The 21st Century

Spain has had its turmoils from within and without, and its economic struggles within the EU, but the post-Franco period has been relatively calm.

Juan Carlos I reigned over Spain from 1975 until 2014.

The Transition

On November 22, 1975, two days after dictator Francisco Franco died, Juan Carlos I took the throne, as arranged by Franco.

Franco, with Juan Carlos looking left.
Franco, with Juan Carlos looking left.

He immediately reinstated the first constitutional monarchy since 1931.


He appointed Adolpho Suarez to run the country, who was confirmed as leader in democratic elections.

Adolpho Suarez
Adolpho Suarez

Always agitating just below the surface were former Franco supporters, who staged a military coup in 1981. It was Juan Carlos I who intervened to suppress the coup. He endeared the nation who had suffered the Franco years and went on to reign until 2014.

The Decline

Such a long rule leads almost inevitably to decline.  In 2012, the King broke his hip while hunting elephant in Botswana.  This was not seen kindly (the hunting of elephants) by Spain or other countries around the world, including the organization he patronized, the World Wildlife Fund.  Once the whiff of scandal was in the air, it grew.  Juan Carlos’s son-in-law was accused and charged of corruption.  Juan Carlos, and Spain, needed an exit strategy.

The Abdication

Juan Carlos, grandson of Alphonso XIII, in advancing age and having had  five surgeries in the past two years including a hip replacement leaving him walking with difficulty, announced his decision to abdicate on June 2, 2014, saying he was stepping aside to allow for younger royal blood to rally the country that is still trying to shrug off a double-dip recession and a 26 percent jobless rate.
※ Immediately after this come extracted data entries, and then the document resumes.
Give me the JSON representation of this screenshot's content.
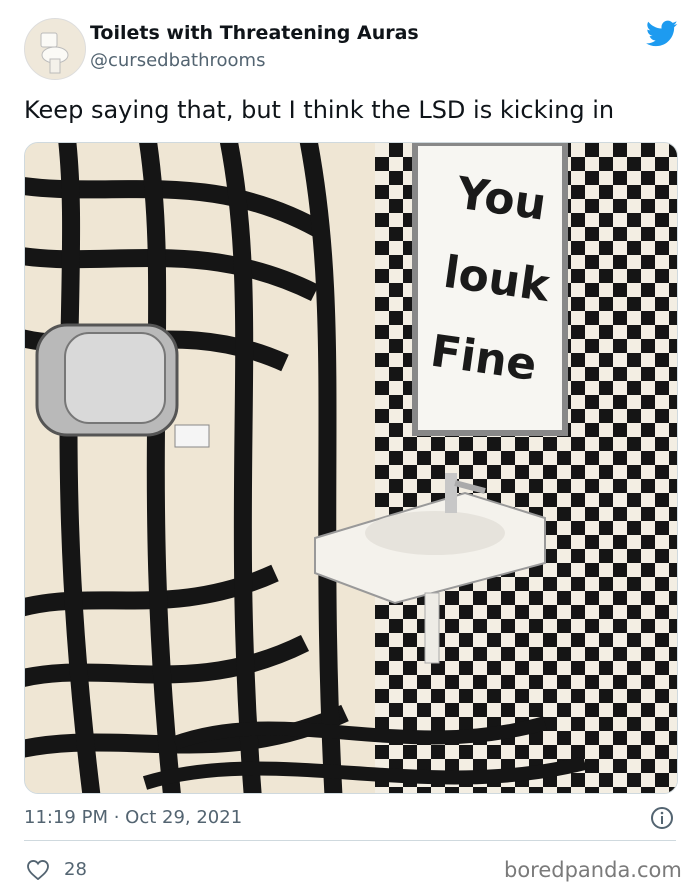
{
  "tweet": {
    "author_name": "Toilets with Threatening Auras",
    "author_handle": "@cursedbathrooms",
    "text": "Keep saying that, but I think the LSD is kicking in",
    "timestamp": "11:19 PM · Oct 29, 2021",
    "like_count": "28"
  },
  "media": {
    "mirror_text_line1": "You",
    "mirror_text_line2": "louk",
    "mirror_text_line3": "Fine"
  },
  "watermark": "boredpanda.com",
  "icons": {
    "platform": "twitter-bird-icon",
    "info": "info-icon",
    "like": "heart-icon"
  },
  "colors": {
    "brand": "#1d9bf0",
    "text": "#0f1419",
    "secondary": "#536471"
  }
}
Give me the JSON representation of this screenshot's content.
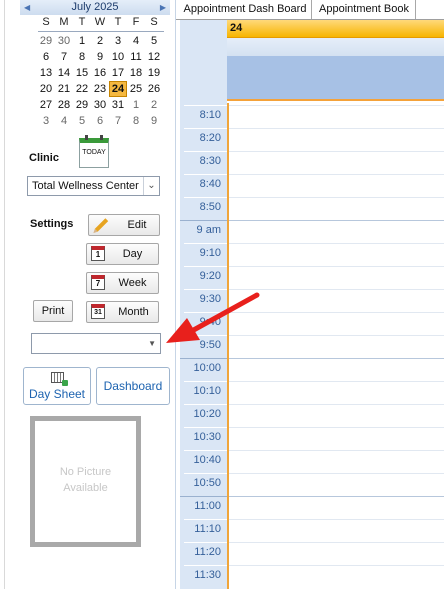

He would attend the gorgeous Congress to formally transfer power to his son, Felipe.



Felip VI and Queen Consort Letizia

The palace acknowledged that the customary pomp had been eliminated ‘in keeping with the criteria of austerity that the times recommend.”


Felipe VI was educated at Lakefield College, yes, in Lakefield, Ontario (what, if any, mark did Ontario and Canada make on him?) and he holds a law degree from Madrid’s Autonomous University and obtained a Master’s in International Relations from Georgetown University in Washington. He is also, like his mother, an Olympic sailor.


Queen Letizia was, when they married, the CNN anchor who had reported live to Spain from 9/11.

They have two sweet daughters.


The family doesn’t live in the grand but formidable Palacio Real de Madrid.


They have a lovely private home on the grounds of the Palacio de la Zarzuela on the city’s outskirts.


While we were in Spain, Spanish-speaking fellow traveller Maria Luisa translated the enticing news in the daily newspapers and we were in Spain when King Felipe VI revoked the title of “Duchess of Palma de Mallorca” from his sister, the now criminally-charged Princess Cristina.

Recent media polls have shown that a majority of Spaniards now believe the monarchy is crucial in times of constitutional crisis. A heavy burden in a country whose constitution has been so battered, and restored so tenuously. Only time is its ally. Will the monarchy meet the challenges of democracy, economy and autonomy? What challenges will face Leonor, Princess of Asturia and heir apparent to the Spanish throne, when her father looks to her to lead the country?